Type I ribonucleotide reductases (RNRs) are conserved across diverse taxa and are essential for the conversion of RNA into DNA precursors. In Neurospora crassa, the large subunit of RNR (UN-24) is unusual in that it also has a nonself recognition function, whereby coexpression of Oak Ridge (OR) and Panama (PA) alleles of un-24 in the same cell leads to growth inhibition and cell death. We show that coexpressing these incompatible alleles of un-24 in N. crassa results in a high molecular weight UN-24 protein complex. A 63-amino-acid portion of the C terminus was sufficient for un-24(PA) incompatibility activity. Redox active cysteines that are conserved in type I RNRs and essential for their catalytic function were found to be required for incompatibility activity of both UN-24(OR) and UN-24(PA). Our results suggest a plausible model of un-24 incompatibility activity in which the formation of a complex between the incompatible RNR proteins is potentiated by intermolecular disulfide bond formation.

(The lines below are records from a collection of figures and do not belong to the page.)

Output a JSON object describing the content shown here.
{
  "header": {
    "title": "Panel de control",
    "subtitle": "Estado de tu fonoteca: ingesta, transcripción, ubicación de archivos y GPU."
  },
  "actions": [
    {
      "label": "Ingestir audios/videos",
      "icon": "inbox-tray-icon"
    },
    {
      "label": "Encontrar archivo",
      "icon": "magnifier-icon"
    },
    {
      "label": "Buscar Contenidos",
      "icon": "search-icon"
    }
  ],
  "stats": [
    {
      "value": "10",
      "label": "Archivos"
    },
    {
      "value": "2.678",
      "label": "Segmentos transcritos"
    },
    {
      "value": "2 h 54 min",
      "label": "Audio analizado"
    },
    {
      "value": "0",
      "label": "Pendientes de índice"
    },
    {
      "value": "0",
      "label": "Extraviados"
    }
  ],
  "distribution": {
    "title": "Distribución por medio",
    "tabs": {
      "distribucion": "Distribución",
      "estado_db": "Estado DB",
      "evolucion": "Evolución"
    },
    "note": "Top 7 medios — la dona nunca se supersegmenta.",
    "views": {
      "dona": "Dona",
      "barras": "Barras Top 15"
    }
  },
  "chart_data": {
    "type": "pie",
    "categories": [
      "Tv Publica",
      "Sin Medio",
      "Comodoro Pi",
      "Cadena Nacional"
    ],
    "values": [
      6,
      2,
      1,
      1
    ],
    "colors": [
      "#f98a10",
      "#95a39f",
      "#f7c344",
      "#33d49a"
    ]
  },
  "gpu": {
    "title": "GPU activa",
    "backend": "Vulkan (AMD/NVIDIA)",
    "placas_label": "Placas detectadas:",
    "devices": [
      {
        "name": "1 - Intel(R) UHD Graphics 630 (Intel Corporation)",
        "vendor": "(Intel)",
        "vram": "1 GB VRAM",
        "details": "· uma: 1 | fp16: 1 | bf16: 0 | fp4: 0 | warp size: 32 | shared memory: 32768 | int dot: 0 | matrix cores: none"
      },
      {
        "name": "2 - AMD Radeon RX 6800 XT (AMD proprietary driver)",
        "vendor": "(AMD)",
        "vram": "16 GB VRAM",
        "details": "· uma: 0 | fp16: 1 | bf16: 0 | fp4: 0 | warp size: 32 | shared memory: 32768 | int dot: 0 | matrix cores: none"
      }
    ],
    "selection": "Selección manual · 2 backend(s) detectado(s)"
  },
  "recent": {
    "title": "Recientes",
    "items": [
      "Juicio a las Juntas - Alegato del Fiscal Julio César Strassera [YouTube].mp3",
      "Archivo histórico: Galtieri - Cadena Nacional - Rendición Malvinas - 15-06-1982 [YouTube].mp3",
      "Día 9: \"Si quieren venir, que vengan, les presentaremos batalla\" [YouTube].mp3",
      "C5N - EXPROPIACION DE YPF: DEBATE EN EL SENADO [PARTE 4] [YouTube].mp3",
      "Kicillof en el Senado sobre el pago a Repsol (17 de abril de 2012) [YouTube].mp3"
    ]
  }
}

I 型核糖核苷酸还原酶(RNRs)在不同的分类群中都保守存在,是将 RNA 转化为 DNA 前体所必需的。在粗糙脉孢菌中,RNR 的大亚基(UN-24)不寻常之处在于它还具有非自身识别功能,即相同细胞中共同表达 Oak Ridge(OR)和 Panama(PA)等位基因的 un-24 会导致生长抑制和细胞死亡。我们表明,在粗糙脉孢菌中共同表达这些不兼容的 un-24 等位基因会导致高分子量 UN-24 蛋白复合物的形成。C 端 63 个氨基酸的部分足以产生 un-24(PA)不兼容性活性。在 I 型 RNR 中保守且对其催化功能至关重要的氧化还原活性半胱氨酸被发现是 UN-24(OR)和 UN-24(PA)不兼容性活性所必需的。我们的结果提出了一个合理的 un-24 不兼容性活性模型,其中不兼容的 RNR 蛋白之间形成复合物的能力通过分子间二硫键形成得到增强。